Students' perceptions of the incidence of burn-out among their teachers
Research in Education, May 2003 by Evers, Will J G, Tomic, Welko
The aim was to explore students' perceptions of teacher burn-out in relation to the incidence of disruptive student classroom behaviour and teachers' competence to cope with it. A random sample of students from a Regional Training Centre participated. First, it was shown that the Maslach Burnout Inventory, the Coping with Disruptive Behaviour Scale and the Perceived Disruptive Behaviour Scale could be adapted for students to report symptoms of burn-out perceived among their teachers, the occurrence of perceived disruptive student behaviour and the students' perception of their teachers' ability to cope with such behaviour. Second, students' perceptions do not differ according to their age. Third, a significant difference was found between the perceptions of male and female students in respect of emotional exhaustion and depersonalisation, but not in respect of personal achievement. Finally, a considerable percentage of variance on each of the three burn-out dimensions is explained by teachers' ability to cope with student disruptive behaviour and perceived disruptive student behaviour. Students' perceptions of their teachers appear to contribute valid information on the mental health of the latter. It is advisable for future research into teacher burn-out to be based both on the teachers' self-reports and on the students' reports.
Key words Students' perceptions, Teacher burn-out, Vocational education
Research reveals that burned-out human service professionals, including teachers, have had and perhaps are still having a hard time. Although the fit between them and their job has been disrupted (Galloway et al., 1981; Smith and Bourke, 1992), they continue their work, and, by doing so, harm their own health and the well-being of their clients.
Students need mentally and physically fit grown-ups who can guide them as they find their way in our world. Burned-out teachers suffer from irritability (Huberman, 1993), and they are found to be responsible for student apathy (Jenkins and Calhoun, 1991). Teachers are known to continue working in spite of burn-out symptoms (Dworkin, 1985; Hock, 1988) or reduced classroom management skills (Blase, 1984; Smith and Bourke, 1992).
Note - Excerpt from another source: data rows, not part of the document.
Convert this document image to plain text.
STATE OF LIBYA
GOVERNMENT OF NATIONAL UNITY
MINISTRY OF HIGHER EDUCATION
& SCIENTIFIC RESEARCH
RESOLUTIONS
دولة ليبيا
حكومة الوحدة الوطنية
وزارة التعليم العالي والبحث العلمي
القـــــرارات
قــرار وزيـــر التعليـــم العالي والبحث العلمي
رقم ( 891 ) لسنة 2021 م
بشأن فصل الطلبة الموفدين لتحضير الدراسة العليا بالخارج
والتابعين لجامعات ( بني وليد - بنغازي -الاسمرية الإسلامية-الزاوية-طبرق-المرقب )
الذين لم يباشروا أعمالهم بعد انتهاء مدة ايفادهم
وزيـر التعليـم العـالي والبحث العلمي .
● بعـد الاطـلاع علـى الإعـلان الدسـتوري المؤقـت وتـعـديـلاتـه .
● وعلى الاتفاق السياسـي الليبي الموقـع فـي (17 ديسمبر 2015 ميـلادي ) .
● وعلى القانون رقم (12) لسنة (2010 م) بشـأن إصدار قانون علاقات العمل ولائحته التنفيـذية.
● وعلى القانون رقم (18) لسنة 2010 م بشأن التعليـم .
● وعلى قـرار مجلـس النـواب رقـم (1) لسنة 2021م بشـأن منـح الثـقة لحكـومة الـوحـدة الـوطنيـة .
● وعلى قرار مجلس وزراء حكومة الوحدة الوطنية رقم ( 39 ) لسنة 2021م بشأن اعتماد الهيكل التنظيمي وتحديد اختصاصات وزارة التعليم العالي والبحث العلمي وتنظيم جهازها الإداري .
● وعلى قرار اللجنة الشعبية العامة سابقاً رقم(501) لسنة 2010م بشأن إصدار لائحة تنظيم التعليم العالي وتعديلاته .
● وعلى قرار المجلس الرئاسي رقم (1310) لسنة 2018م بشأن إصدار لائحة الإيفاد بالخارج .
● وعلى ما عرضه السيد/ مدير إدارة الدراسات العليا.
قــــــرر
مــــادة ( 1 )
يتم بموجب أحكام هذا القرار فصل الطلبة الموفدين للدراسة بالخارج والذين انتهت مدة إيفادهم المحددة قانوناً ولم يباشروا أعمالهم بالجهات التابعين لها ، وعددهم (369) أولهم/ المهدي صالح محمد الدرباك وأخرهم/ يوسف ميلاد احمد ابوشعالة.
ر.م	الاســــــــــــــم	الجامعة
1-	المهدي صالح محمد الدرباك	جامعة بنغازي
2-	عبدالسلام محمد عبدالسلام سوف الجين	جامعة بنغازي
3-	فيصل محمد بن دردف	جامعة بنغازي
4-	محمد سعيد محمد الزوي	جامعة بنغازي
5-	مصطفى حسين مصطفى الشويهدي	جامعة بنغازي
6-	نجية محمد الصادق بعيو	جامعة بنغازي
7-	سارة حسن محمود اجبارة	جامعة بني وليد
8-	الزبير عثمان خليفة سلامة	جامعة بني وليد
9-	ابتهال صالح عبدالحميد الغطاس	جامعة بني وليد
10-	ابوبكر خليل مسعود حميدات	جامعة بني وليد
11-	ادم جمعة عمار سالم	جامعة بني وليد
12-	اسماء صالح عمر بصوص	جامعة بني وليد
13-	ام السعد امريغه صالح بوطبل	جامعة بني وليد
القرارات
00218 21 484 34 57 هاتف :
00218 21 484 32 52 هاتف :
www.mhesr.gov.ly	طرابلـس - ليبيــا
As burned-out teachers negatively affect themselves, their students, and the educational system (Hughes, 2001), it is necessary to develop and promote the use of instruments to try and more accurately predict teacher burn-out. As a complement to teachers' reports on their own health, their students could give valid information about them, thus helping to discover burn-out among teachers at an earlier stage and making timely preventive or restorative intervention strategies possible. Teachers play such a valuable role in helping our children grow up that any opportunity to promote their physical and mental health should be seized.
Teacher burn-out
According to the well-known definition of burn-out (Maslach, 1976; Maslach and Jackson, 1981), burned-out people suffer from emotional exhaustion, depersonalisation, and a reduced sense of personal accomplishment. Emotional exhaustion refers to feelings of being emotionally overextended and having depleted one's emotional resources. Depersonalisation refers to a negative, callous, and detached attitude towards the people one works with, i.e. patients, clients, or students. Reduced personal accomplishment refers to someone's negative self-evaluation in relation to his job performance (Schaufeli et al., 1993).
Many studies of burn-out stress a behavioural aspect of the syndrome while many others stress a mental aspect. Oranje (2001) divides studies on burn-out into three categories. First, burn-out is considered to be a coping problem (the interaction model), i.e. burn-out stems from the negative outcome of an individual's judgement of his own abilities in relation to real or imagined stressors in the individual's environment (Byrne, 1991; Cherniss, 1980; Eskridge and Coker, 1985).
Second, some studies view burn-out as a state of both physical and mental exhaustion that strikes the individuals involved for a long time in situations that exact a heavy emotional toll (Kremer-Hayon and Kurtz, 1985). This view is categorised as the response or physiological model.
Third, the basic principle of some studies is the view that it is the environment that produces stressors responsible for the onset of burn-out. Examples of such environmental stressors are the social relationships of the teachers with students, colleagues and principals (Brouwers and Tomic, 1999; Feitler and Tokar, 1980) and the organisational working circumstances (Brenner et al., 1985; Burke and Richardsen, 1996; Van Dierendonck et al., 1998).
Although burn-out symptoms also occur among blue-collar workers, it is the category of human service workers who appear to run the greatest risk of falling victim to the burn-out syndrome (Freudenberger, 1975). Teachers in particular experience many stressful events in their careers (Burke et al., 1996).
It is, however, a serious problem that, so far, teacher burn-out studies have lacked a firm theoretical basis and that proof of causal relationships between environmental stressors and individual health consequences is almost entirely lacking. Guglielmi and Tatrow (1998) posit that burn-out research lacks a theoretical framework that unifies and guides empirical research on burn-out. To meet one of their most essential objections, we started from the self-efficacy theory when composing the questionnaire on teacher competence in order to measure domain-specific teacher classroom behaviour. In some studies the self-efficacy theory appeared to be a promising conceptual framework for studying teacher burn-out (Brouwers, 2000; Evers et al., 2002).